Today, the World bank is hosting a live blogging event on the results of the International Budget Partnership's 'Open Budget Survey'. The survey, produced every two years by independent experts, measures and compares budget transparency and accountability in one hundred countries across the Global North and South. The 2012 survey found that 77 out of these countries failed to meet "basic standards of budget transparency".
Unfortunately, unlike some of our fellow EU member states, Ireland is not included in this survey. If Ireland was included where would we stand?.
The Department of Public Expenditure and Reform has an impressive reform agenda, from whistleblower protection to the establishment of a system of regulation of lobbyists. Part of this reform agenda includes reform of the budgetary procedures. While much of the commentary on the preparation of the budget has focused on the role of the Economic Management Council and whether or not it weakens the role of the Cabinet, outside of NGOs, relatively little attention has been paid to the decrease in information provided by Budget 2013. Apologies for the repetition, but as Nat O'Connor noted in this blog in December 2013:
"The current Programme for Government agreed by Fine Gael and Labour is full of commitments to openness and transparency. Not least, on page 23, the pledge that “We will open up the Budget process to the full glare of public scrutiny in a way that restores confidence and stability by exposing and cutting failing programmes and pork barrel politics.”
Yet, for the first time in years, we were not given a full break down of spending decisions to the level of expenditure programmes and organisational budgets for a number of Departments. What might have been three or more pages of detail in a previous budget for some of the key departmental blocks of voted expenditure was reduced to just one page per vote block in the Budget 2013 Expenditure Report. The votes affected were: Gardaí; Prisons; Courts; Justice and Equality; the local government fund under Environment, Community and Local Government; Education and Skills; and Agriculture and Food. Only Social Protection and Health provided the same break down of sub-heads as last year.
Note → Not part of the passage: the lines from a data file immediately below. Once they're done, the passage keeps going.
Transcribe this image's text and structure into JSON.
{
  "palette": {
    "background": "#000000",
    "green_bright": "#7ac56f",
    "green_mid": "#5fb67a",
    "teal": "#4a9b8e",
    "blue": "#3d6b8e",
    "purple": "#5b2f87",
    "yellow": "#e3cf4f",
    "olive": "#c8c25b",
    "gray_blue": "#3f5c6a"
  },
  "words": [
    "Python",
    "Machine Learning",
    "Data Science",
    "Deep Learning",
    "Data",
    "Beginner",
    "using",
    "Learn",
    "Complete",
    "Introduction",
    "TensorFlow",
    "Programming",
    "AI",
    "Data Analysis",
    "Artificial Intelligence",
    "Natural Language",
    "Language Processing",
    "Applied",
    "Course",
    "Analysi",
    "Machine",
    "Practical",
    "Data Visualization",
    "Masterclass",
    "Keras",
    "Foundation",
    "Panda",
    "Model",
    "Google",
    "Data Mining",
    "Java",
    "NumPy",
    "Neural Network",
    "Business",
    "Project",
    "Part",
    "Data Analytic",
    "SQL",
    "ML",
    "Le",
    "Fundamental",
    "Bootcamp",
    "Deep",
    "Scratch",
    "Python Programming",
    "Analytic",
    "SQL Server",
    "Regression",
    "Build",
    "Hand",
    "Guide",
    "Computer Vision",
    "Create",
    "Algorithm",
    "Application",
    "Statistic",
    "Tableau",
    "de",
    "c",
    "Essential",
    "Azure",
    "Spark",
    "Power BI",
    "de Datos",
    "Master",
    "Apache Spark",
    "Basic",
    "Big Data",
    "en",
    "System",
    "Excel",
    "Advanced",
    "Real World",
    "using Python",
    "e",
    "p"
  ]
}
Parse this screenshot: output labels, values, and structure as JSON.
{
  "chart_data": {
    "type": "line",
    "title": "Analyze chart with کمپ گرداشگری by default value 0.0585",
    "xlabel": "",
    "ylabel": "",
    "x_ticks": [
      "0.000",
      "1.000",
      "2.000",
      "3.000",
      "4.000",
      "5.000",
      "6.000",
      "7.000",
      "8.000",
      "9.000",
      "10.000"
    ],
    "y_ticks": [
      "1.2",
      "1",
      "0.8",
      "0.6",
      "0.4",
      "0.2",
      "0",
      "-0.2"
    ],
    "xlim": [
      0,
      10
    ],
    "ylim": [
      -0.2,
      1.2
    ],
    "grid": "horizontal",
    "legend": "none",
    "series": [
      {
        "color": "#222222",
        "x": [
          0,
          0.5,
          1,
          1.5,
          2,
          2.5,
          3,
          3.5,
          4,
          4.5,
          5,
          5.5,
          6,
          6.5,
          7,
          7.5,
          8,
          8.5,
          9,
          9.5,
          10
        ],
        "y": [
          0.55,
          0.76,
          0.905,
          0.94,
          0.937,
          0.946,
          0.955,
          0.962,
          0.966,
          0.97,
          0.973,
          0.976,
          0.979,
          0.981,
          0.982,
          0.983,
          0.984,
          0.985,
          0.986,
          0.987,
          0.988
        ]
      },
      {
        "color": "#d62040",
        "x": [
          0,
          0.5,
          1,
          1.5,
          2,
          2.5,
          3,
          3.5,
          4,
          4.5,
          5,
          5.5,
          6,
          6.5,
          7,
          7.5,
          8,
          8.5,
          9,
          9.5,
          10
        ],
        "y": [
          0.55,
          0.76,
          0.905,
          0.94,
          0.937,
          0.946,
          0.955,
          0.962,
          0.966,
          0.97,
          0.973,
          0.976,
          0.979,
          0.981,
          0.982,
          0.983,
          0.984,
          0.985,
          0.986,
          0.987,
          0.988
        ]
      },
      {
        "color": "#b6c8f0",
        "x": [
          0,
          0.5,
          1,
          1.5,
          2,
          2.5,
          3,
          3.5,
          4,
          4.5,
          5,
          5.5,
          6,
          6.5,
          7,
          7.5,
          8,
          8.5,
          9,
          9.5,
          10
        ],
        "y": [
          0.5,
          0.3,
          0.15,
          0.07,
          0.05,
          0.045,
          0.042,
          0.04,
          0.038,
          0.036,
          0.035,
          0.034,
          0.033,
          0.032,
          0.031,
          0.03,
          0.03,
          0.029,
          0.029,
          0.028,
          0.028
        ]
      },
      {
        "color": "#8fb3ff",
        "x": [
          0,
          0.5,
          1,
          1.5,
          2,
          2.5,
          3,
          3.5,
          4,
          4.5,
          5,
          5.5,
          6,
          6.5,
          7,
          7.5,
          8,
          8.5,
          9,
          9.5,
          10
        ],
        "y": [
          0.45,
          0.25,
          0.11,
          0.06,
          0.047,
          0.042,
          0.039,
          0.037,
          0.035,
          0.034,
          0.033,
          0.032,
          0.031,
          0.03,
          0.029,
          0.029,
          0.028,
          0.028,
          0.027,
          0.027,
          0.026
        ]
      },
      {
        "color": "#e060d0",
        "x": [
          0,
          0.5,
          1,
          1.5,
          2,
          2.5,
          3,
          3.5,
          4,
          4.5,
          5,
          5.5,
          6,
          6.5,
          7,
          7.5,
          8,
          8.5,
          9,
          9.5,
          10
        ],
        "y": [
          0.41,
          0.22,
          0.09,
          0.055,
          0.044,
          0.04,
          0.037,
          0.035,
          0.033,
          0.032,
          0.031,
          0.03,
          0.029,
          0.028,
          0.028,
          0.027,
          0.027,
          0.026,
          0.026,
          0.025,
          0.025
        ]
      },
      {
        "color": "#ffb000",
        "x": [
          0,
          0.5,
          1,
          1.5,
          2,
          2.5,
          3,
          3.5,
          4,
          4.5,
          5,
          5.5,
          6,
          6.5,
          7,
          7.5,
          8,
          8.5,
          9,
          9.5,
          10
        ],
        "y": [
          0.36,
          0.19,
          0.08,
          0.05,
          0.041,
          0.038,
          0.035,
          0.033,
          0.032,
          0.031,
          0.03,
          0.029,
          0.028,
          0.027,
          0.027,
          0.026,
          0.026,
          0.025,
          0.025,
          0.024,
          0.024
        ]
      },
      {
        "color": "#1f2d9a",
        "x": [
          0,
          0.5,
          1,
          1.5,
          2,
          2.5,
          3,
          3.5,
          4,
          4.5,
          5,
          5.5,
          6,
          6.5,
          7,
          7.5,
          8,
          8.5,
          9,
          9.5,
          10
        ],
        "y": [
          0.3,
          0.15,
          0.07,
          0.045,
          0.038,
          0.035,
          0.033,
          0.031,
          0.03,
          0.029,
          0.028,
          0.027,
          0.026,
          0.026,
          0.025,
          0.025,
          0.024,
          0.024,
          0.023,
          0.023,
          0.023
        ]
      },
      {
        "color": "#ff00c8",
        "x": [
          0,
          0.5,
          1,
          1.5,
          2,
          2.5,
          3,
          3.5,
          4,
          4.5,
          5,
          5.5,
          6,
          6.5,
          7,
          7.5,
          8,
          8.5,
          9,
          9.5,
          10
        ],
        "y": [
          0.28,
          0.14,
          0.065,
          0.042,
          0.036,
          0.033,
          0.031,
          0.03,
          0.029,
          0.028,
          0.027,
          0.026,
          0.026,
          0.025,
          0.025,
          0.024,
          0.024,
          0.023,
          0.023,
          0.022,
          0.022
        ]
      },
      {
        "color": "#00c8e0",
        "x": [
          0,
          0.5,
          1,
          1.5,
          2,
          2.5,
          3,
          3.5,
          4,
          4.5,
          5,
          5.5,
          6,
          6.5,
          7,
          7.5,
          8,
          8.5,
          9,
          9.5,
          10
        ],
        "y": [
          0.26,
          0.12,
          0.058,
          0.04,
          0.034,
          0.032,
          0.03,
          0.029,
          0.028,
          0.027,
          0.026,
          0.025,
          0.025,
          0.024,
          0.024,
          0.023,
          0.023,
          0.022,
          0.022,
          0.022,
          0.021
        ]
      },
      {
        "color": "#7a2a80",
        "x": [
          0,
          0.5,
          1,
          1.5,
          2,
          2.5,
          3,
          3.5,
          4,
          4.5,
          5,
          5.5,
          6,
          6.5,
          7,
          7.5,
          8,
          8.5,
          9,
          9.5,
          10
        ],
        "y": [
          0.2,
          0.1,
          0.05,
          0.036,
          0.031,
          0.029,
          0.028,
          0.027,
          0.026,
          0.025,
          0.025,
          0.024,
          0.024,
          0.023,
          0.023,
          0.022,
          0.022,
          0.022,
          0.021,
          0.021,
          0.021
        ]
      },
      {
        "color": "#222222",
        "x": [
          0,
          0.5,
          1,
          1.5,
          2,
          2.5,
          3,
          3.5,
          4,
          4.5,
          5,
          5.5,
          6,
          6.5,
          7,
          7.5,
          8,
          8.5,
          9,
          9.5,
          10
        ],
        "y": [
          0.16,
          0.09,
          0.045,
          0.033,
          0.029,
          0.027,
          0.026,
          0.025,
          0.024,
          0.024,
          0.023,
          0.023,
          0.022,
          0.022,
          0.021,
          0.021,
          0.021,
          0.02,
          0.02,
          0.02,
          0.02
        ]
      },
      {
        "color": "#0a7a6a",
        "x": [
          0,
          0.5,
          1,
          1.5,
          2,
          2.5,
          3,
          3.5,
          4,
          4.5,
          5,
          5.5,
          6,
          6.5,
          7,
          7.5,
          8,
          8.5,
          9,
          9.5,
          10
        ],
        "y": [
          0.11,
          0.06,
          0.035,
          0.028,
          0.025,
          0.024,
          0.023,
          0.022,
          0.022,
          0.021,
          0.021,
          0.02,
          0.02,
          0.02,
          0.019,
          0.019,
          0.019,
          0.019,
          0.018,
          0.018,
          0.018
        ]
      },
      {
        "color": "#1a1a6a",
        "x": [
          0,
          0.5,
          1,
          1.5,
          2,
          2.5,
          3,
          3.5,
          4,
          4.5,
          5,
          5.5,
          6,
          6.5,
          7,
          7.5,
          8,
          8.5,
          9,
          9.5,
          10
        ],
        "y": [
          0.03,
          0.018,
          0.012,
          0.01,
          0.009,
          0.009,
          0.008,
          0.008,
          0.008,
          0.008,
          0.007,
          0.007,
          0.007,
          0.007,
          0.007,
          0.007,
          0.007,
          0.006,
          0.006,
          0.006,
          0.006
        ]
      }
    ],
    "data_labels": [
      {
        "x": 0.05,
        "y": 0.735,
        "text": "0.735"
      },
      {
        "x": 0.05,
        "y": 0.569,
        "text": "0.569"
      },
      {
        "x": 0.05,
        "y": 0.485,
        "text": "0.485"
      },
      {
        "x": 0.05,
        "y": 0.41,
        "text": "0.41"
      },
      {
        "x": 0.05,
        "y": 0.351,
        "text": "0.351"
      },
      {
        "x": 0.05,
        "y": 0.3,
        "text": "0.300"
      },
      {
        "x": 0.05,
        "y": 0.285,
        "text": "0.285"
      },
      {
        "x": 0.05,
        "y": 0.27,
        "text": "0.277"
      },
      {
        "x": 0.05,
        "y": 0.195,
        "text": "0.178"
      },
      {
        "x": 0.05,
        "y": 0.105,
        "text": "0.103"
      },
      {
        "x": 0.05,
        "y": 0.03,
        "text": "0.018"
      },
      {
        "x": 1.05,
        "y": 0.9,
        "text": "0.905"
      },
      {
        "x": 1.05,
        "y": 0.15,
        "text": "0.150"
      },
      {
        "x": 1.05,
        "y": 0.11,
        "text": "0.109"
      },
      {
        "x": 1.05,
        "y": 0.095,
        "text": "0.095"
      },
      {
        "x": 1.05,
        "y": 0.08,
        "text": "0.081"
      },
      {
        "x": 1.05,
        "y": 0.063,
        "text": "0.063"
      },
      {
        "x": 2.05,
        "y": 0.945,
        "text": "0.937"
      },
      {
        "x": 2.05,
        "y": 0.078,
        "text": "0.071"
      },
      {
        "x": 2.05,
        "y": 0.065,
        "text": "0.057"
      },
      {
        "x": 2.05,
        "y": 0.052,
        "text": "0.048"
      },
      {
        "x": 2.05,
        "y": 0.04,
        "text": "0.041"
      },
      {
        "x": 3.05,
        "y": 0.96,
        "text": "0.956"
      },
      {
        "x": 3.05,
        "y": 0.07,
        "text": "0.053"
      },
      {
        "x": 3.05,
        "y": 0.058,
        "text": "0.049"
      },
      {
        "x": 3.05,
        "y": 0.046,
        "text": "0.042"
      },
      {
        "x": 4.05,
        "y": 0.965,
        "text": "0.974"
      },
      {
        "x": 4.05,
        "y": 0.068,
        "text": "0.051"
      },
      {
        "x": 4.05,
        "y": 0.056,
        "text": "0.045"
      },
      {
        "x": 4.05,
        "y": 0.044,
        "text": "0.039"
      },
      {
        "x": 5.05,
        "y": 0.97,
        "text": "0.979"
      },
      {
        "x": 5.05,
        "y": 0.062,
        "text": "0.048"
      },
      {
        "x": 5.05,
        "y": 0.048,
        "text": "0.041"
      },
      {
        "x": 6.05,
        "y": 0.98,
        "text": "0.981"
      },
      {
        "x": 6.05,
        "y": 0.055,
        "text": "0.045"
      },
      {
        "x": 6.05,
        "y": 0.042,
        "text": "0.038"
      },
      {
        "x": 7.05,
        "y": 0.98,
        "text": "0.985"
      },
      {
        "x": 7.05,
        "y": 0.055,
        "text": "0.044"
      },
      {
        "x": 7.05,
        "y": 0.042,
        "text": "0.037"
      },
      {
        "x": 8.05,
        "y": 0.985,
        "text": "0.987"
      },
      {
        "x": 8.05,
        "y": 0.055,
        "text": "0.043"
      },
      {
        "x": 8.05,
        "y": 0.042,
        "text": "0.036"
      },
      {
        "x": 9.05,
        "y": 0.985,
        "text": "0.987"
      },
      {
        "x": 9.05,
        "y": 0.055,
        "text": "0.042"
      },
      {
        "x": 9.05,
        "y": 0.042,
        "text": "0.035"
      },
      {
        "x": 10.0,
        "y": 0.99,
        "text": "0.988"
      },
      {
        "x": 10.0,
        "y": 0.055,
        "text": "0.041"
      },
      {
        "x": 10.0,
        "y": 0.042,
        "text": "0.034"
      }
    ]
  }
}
What this means in effect is that some publicly-funded organisations are no wiser after the budget about what level of change has occurred in their individual budgets for next year, which begin in a few weeks’ time. It also means that policy analysts and journalists cannot give people in Ireland as full a picture on what promises and policies are implemented or not through the decisions made by each Minister on how his or her budget allocations will be spent".
Minister Howlin has announced his intention to bring proposals to Government on joining the Open Government Initiative established by President Obama in September. Part of this initiative requires a commitment to "Fiscal Transparency". Hopefully Budget 2013's backward step in terms of transparency will be reversed by budget 2014. In the meantime, you can watch the live blog of the Open Budget Survey here, and hopefully by the time of the next Open Budget Survey, Ireland will have joined the rest of the world.